1. Direct Access Server:Windows Server 2016, 2019, or 2022 Connects to both the internal and external networks Serves as a gateway for external clients
2. Direct Access Client:Any domain-joined computer windows (Client or Server) can be established the connections to the Direct Access server using IPV6 and IPsec Employs IPV6 transition technologies like 6to4 or Teredo if a native IPV6 network is unavailable
3. Network Location Server (NLS):Determines the location of Direct Access clients (internal or external) Utilizes HTTPS communication for client identification Triggers Direct Access Group Policy Objects (GPOs) if the client cannot reach the NLS
4. Internal Resources:IPV6-based applications and resources accessible to Direct Access clients
5. Active Directory:Facilitates authentication and GPO deployment to clients
6. Group Policy (GPO):Manages configurations for Direct Access clients and servers
7. Public Key Infrastructure (PKI):Provides computer certificates for secure communication
8. Domain Name System (DNS):Enables client computers to locate internal resources
9. Name Resolution Policy Table (NRPT):Guides client computers in selecting the appropriate DNS server (internal or external)

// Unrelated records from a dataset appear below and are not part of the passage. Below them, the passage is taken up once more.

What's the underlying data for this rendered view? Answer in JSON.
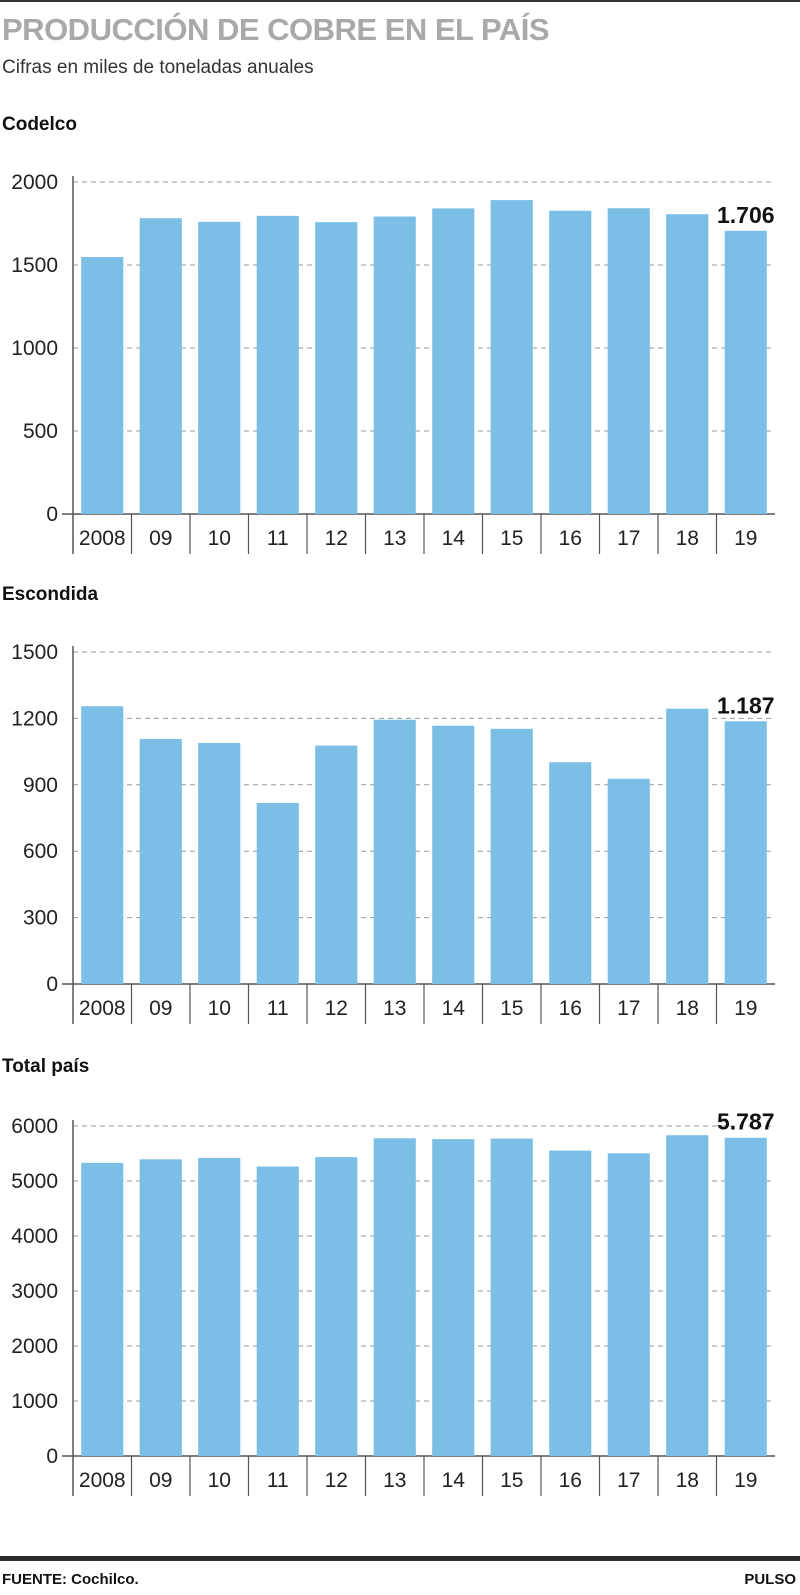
{
  "header": {
    "title": "PRODUCCIÓN DE COBRE EN EL PAÍS",
    "subtitle": "Cifras en miles de toneladas anuales"
  },
  "footer": {
    "source": "FUENTE: Cochilco.",
    "brand": "PULSO"
  },
  "colors": {
    "bar": "#7bbfe6",
    "grid": "#9a9a9a",
    "axis": "#555555"
  },
  "chart_data": [
    {
      "type": "bar",
      "title": "Codelco",
      "categories": [
        "2008",
        "09",
        "10",
        "11",
        "12",
        "13",
        "14",
        "15",
        "16",
        "17",
        "18",
        "19"
      ],
      "values": [
        1548,
        1782,
        1760,
        1796,
        1758,
        1792,
        1841,
        1891,
        1827,
        1842,
        1806,
        1706
      ],
      "yticks": [
        0,
        500,
        1000,
        1500,
        2000
      ],
      "ylim": [
        0,
        2000
      ],
      "callout": "1.706",
      "grid": true
    },
    {
      "type": "bar",
      "title": "Escondida",
      "categories": [
        "2008",
        "09",
        "10",
        "11",
        "12",
        "13",
        "14",
        "15",
        "16",
        "17",
        "18",
        "19"
      ],
      "values": [
        1255,
        1107,
        1089,
        818,
        1077,
        1194,
        1167,
        1153,
        1002,
        927,
        1244,
        1187
      ],
      "yticks": [
        0,
        300,
        600,
        900,
        1200,
        1500
      ],
      "ylim": [
        0,
        1500
      ],
      "callout": "1.187",
      "grid": true
    },
    {
      "type": "bar",
      "title": "Total país",
      "categories": [
        "2008",
        "09",
        "10",
        "11",
        "12",
        "13",
        "14",
        "15",
        "16",
        "17",
        "18",
        "19"
      ],
      "values": [
        5330,
        5394,
        5419,
        5263,
        5434,
        5776,
        5761,
        5772,
        5553,
        5504,
        5832,
        5787
      ],
      "yticks": [
        0,
        1000,
        2000,
        3000,
        4000,
        5000,
        6000
      ],
      "ylim": [
        0,
        6000
      ],
      "callout": "5.787",
      "grid": true
    }
  ]
}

Direct Access Tunneling Options

Direct Access relies on IPV6 and IPsec for secure communication, but not all organizations have implemented IPV6. To address this, Direct Access employs IPV6 transition tunneling options to ensure connectivity for clients:

1. ISATAP (IPv6 over IPv4):Enables Direct Access servers to communicate internally over IPv4 networks
2. 6to4:Utilizes IPv4-based internet infrastructure for external communication
3. Teredo:Facilitates communication over IPv4-based internet when clients are behind NAT devices
4. IP-HTTPS:Serves as a fallback mechanism when other tunneling methods fail

Additional Considerations

• Direct Access clients can seamlessly access internal resources regardless of their location.
• Direct Access utilizes GPOs to manage client and server configurations.
• Direct Access leverages PKI for secure communication between clients and the server.
• DNS and NRPT are employed for client-side resource discovery and DNS server selection.
• Direct Access offers various tunneling options to accommodate different network environments.

The one downside to Direct Access is that is required a great deal of time, resources and Knowledge to set it up properly.